If the goal of purchasing renewable energy is to mitigate climate change, then it is critical to understand the greenhouse gas emissions benefits for individual projects. Where a project is can make a big difference. According to WattTime, a tech nonprofit that provides tools to better understand real-world emissions, corporate procurement teams could achieve 34 percent more emissions cuts by siting projects based on avoided emissions. 

For example: procuring electricity from a renewable energy plant being added to a portion of the grid that is heavily dependent on coal, displacing a high-emissions source of power. According to WattTime, a solar project in West Virginia would avoid three times the emissions as the same-sized project in California — simply because of the makeup of the grid. 

Corporations are also evolving procurement strategies to include more complex technologies, such as pairing projects with energy storage. Not only does adding batteries bring value to projects by storing power until the grid needs it, but this approach also could add clean energy to the grid during the times it is dirtiest.

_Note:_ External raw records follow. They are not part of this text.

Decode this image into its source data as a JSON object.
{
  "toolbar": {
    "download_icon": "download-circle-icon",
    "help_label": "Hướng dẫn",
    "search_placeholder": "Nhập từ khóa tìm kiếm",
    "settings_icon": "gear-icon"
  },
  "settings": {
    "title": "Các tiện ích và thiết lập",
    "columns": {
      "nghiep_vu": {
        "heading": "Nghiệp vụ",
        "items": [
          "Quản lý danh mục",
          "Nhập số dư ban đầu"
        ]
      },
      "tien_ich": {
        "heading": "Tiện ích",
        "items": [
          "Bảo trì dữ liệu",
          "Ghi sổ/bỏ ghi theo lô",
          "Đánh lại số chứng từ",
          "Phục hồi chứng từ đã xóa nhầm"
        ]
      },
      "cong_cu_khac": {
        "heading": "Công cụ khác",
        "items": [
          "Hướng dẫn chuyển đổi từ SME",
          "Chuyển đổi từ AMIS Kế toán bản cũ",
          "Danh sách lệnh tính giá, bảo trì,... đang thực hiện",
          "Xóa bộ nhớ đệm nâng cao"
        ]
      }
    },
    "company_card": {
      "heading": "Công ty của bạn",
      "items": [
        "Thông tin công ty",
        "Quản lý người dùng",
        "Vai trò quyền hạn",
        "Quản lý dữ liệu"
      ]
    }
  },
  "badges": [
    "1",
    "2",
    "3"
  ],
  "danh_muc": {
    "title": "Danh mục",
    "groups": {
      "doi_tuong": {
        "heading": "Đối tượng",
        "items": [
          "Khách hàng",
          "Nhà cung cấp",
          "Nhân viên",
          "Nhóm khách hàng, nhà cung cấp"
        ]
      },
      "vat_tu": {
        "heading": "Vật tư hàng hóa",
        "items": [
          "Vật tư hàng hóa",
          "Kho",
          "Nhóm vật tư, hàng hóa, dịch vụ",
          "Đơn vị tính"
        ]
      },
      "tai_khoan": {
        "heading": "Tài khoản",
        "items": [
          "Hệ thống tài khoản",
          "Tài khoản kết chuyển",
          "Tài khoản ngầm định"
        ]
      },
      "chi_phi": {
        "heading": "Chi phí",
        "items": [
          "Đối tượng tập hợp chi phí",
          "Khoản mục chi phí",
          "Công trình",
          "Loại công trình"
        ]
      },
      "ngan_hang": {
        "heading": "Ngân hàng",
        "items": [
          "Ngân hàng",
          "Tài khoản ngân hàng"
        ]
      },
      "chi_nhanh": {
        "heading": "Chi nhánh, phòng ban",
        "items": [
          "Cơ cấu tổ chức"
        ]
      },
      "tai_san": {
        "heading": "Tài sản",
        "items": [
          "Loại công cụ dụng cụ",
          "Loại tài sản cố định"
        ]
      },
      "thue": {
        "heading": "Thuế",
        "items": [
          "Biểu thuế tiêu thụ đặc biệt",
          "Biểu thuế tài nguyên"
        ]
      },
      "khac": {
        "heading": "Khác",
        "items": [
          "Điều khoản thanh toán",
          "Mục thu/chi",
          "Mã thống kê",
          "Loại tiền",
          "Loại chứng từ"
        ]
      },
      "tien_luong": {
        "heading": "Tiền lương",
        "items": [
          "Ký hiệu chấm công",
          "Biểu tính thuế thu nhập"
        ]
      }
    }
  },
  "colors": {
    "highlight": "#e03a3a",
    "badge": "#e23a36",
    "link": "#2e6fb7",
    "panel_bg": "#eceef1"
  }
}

These deals are being supported by the falling cost of this technology. Since 2010, energy storage has seen an 88 percent reduction in prices, making it a more attractive option in clean energy deals. In Q1, three of the largest renewables transactions included energy storage, with the developers citing decarbonization, resilience and enhanced value of the projects as motivators. 

Clean electricity is net-zero 101

Of all the sources of potential emissions reductions, decarbonizing the power sector is among the most straightforward. 

That’s not to say it will be easy. To run the power sector on carbon-free energy, we’ll need to deploy clean energy at record levels every single year for the coming decades. That will require navigating land use issues, supply chain pinch points and labor considerations. It also will require a diversity of resources, updates to the grid and the deployment of smart technologies. But, at a high level we know how to do it.

The International Energy Agency reflects the important role of the power sector in its scenario planning scenario, where electricity generation and distribution goes from the highest emitter to a negative emitter between now and 2070.

Chart on decarb

The Biden Administration is approaching this through the Clean Electricity Standard, a policy to transition the power sector to 100 percent by 2035. If that approach were adopted and the country continues to electrify buildings, industry and transportation, this would help cut 70 to 80 percent of the United States’ carbon emissions, according to climate policy expert (and VERGE Electrify keynote) Leah Stokes

How to get to net zero: offsets vs. reductions

At a high level, net-zero commitments are promising. They indicate organizations are considering their climate impacts holistically, instead of selectively shaving off emissions associated with specific parts of their operations. 

They’re also concerning. Organizations, by and large, don’t know how they will achieve their net-zero goals. Many rely too heavily on offsets or nascent carbon capture technologies. Many companies have mid-century goals, and more than half aren’t on track to meet them.

Climate activists have labeled many of these plans as corporate greenwashing, calling "net zero" "not zero" and saying these pledges are being used to disguise climate inaction.

Often, they have a point. Any net-zero plan that is serious about addressing climate change must include rapid decarbonization.

So how should companies, communities and countries balance their strategy of offsets and reductions? 

One way to think about it is the sinking boat analogy: We’re on a boat (Earth) with a giant hole that is rapidly taking on water. If the boat takes on too much water (emissions), it will sink (climate catastrophe). You have two tools: bail water out of the boat or plug the hole. 

To make things more complicated, we haven’t yet invented a reliable bailing bucket. We’ve waited so long to admit we’re sinking, plugging the hole alone isn’t enough to keep us safe. But until we invent the bailing bucket, our best chance is to plug that hole. Fast.